The Ming Report by Keith Hays

THE TWELVE

January 6, 2006 - The details are beginning to be pieced together.  It appears that an explosion in a section of the Sago mine that had been worked out and sealed off killed one miner outright and trapped 12 others deep beneath the earth.  The trapped miners retreated as they were trained to do.   They sealed themselves up to preserve the quality of the air they had left and settled down to wait for the rescuers to come.  While they waited and their air grew foul some of them wrote notes to their families.  One by one they drifted away into that sleep from which there is no awakening.  Finally, after 41 hours the rescue party reached them. 

They were thirteen and twelve have died. While those twelve waited in the ground on the surface a different drama unfolded.  It was a drama of uncertainty; of hesitant irresolution as time passed.  Time passed and precious minutes wasted grew to hours of inaction.  As those responsible to insure the miners’ chance of survival were paralyzed with indecision the air below grew stale and became lethal as carbon monoxide replaced life giving oxygen and the twelve were overtaken in their silent race with death.  Representatives of a faceless corporation faced representatives of a faceless Federal agency and time ticked away before someone took responsibility and a rescue plan was implemented.  While they all dithered Junior Toler wrote:

“Tell all I’ll see them on the other side.  It wasn’t bad.  I just went to sleep.  I love you, Jr.”

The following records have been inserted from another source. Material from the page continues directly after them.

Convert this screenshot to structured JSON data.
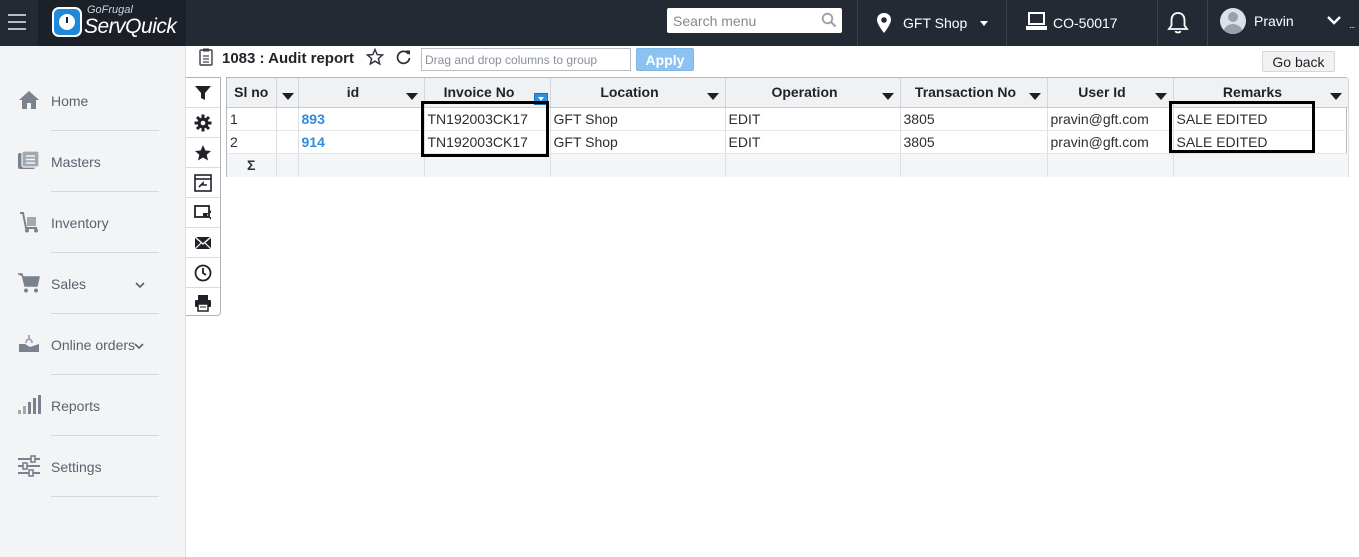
{
  "topbar": {
    "brand_small": "GoFrugal",
    "brand_name": "ServQuick",
    "search_placeholder": "Search menu",
    "location": "GFT Shop",
    "counter": "CO-50017",
    "user": "Pravin",
    "more": "..."
  },
  "sidebar": {
    "items": [
      {
        "label": "Home",
        "icon": "home-icon"
      },
      {
        "label": "Masters",
        "icon": "masters-icon"
      },
      {
        "label": "Inventory",
        "icon": "inventory-icon"
      },
      {
        "label": "Sales",
        "icon": "cart-icon",
        "expandable": true
      },
      {
        "label": "Online orders",
        "icon": "online-orders-icon",
        "expandable": true
      },
      {
        "label": "Reports",
        "icon": "bar-chart-icon"
      },
      {
        "label": "Settings",
        "icon": "sliders-icon"
      }
    ]
  },
  "page": {
    "title": "1083 : Audit report",
    "group_placeholder": "Drag and drop columns to group",
    "apply_label": "Apply",
    "go_back_label": "Go back"
  },
  "tools": [
    "filter-icon",
    "gear-icon",
    "star-icon",
    "column-chooser-icon",
    "export-icon",
    "mail-icon",
    "clock-icon",
    "print-icon"
  ],
  "grid": {
    "columns": [
      "Sl no",
      "id",
      "Invoice No",
      "Location",
      "Operation",
      "Transaction No",
      "User Id",
      "Remarks"
    ],
    "rows": [
      {
        "sl": "1",
        "id": "893",
        "invoice": "TN192003CK17",
        "location": "GFT Shop",
        "operation": "EDIT",
        "txn": "3805",
        "user": "pravin@gft.com",
        "remarks": "SALE EDITED"
      },
      {
        "sl": "2",
        "id": "914",
        "invoice": "TN192003CK17",
        "location": "GFT Shop",
        "operation": "EDIT",
        "txn": "3805",
        "user": "pravin@gft.com",
        "remarks": "SALE EDITED"
      }
    ],
    "footer_symbol": "Σ"
  },
  "colors": {
    "topbar": "#242a33",
    "sidebar": "#f3f4f6",
    "link": "#2e8de1",
    "apply_button": "#8cc2f1"
  }
}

The mining company has announced that it has set aside $2 Million for the families of the twelve who have gone away to the other side.  The company has announced that it has set aside another $2 Million to fund the fight to resurrect Randal McCloy from the grip of the Dark Angel.  Mine inspectors whose job it was to see that Sago and other West Virginia mines were in compliance privately complain to reporters that their Department of Labor superiors prevented them from strictly enforcing safety regulations.  As the details leak out it reminds us of the faltering response to Katrina disaster.

The suggestion is being made that the cause of the explosion was a lightening strike – an Act of God against which there can be no defense.  Whether these deaths were caused by a random Act of God or the studied neglect of man twelve families mourn while a thirteenth clings to fragile hope.  If it was an Act of God perhaps it was no accident that He chose twelve to taste death and left one living to remind us of his promise to us and our pledge to each other.